Jen Mesch didn’t formally take dance lessons until university, but she’s been moving to music all her life. “If I had the house to myself as a teenager, I would clear all the furniture out of the living room, turn on music and do things that were dance, to me,” she says. Mesch used to love going to high school dances, but not in the hopes of getting close to her crush — “I was kind of the weirdo that would be the first one on the floor because I had the most space to dance to the B-52’s. Then, once it got crowded, I’d clear out and make room for everybody else.”
She would win dance contests, but when she actually auditioned, she was told to learn more dance fundamentals. But her lack of early life dance lessons also meant she lacked the “dancer baggage” that bogs down so many young dancers. “I didn’t have all the hangups about my body.
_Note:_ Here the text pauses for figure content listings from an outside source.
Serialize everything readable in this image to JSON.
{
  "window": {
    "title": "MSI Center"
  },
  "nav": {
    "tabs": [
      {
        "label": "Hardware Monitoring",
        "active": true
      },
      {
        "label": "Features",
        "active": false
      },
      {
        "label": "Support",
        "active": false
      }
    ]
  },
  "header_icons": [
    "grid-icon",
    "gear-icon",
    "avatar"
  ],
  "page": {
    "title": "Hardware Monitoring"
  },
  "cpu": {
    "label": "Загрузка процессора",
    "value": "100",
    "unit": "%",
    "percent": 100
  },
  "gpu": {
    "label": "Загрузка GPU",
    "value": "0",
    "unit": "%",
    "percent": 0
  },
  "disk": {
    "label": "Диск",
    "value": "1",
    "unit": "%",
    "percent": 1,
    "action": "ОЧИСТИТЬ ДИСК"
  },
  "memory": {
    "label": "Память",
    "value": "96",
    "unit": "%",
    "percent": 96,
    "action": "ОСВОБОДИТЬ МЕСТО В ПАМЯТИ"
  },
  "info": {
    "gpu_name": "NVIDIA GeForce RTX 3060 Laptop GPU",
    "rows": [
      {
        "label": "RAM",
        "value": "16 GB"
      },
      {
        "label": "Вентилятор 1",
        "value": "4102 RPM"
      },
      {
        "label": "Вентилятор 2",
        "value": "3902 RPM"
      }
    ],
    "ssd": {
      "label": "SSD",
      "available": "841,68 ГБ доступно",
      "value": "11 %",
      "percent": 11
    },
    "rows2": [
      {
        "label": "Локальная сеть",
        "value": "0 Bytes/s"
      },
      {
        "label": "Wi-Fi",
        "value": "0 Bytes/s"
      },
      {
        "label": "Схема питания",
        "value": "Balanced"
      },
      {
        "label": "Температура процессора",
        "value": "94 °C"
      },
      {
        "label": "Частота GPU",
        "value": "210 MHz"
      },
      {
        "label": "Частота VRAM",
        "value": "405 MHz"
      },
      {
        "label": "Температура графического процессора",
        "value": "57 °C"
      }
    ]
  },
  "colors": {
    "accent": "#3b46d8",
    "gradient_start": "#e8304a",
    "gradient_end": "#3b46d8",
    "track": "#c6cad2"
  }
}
I didn’t have the ‘studio mom’ experience. I didn’t have dance ever presented to me as a particularly girly or feminine thing. It was never sexualized.”
Her years of hosting solo, living room dance parties also armed her with a quality most typical dance kids didn’t get a chance to develop. “I actually got into a dance university program because of my improv skills. I was recognized as someone who’s interesting in that way.”
Today, she keeps things interesting with the Jen Mesch Dance Conspiracy, which will perform Go Where Light Is this weekend as part of Mile Zero Dance’s Carte Blanche Season in its new venue, a transformed machine shop next to Monolith Brewing in the Ritchie neighbourhood.
Why is it a conspiracy? “I saw myself, I suppose, as a bit of a renegade because I did have this late start. And when I looked around, a lot of the dance company names that I saw were either kind of pretty or something that was kind of inspiring, like Wellspring. And the imagery around dance logos was always like a ballerina, or somebody doing an arabesque, or something sort of sweet or pretty. I don’t think people use the word ‘tomboy’ anymore, but that’s what I saw myself as. I like to do things that are gritty, and I also like working with other artists. And so I just thought that, rather than calling myself a collaborative group, I decided to call myself a conspiracy.”
Ever the renegade, this performance will feature nine dancers, all of whom are over 30 (or 40) years old. “It’s really interesting to me to have dancers that have a lot of experience, and to give them an opportunity to keep dancing. I think we’re getting into a new era where dancers can keep dancing, and we are more open to different kinds of bodies in the dance space, whether it’s people who are heavier than what’s traditionally called normal dance weight. My dancers are gorgeous, and I’m really grateful for them.”
Mesch doesn’t call Go Where Light Is her COVID piece, but over the past few years, the self-described “person of solitude” started to miss everybody, “and I thought, well, if I have the time, then rather than making a very large improv structure, I would actually create something that was much more structured and much more choreographed.”
It’s also more collaborative, using live music from her husband, Scott Smallwood, and Stephan Moore, and video projections from aAron Munson. Her inspiration came in part from growing up with her dad, an amateur astronomer who would take Mesch and her sisters to the observatory in their small town to look through the telescope. “I had a very early concept of, I guess, the universe. And during the pandemic, I’ve really had this really strong sense of the universe not being something very far out there in the sky at night, but something that’s just always around us. It’s very organic, and not something that requires high technology or big devices to experience because we are always experiencing it, we just don’t always think about it.”
Join the conspiracy (no tin-foil hat required) March 16 to 18.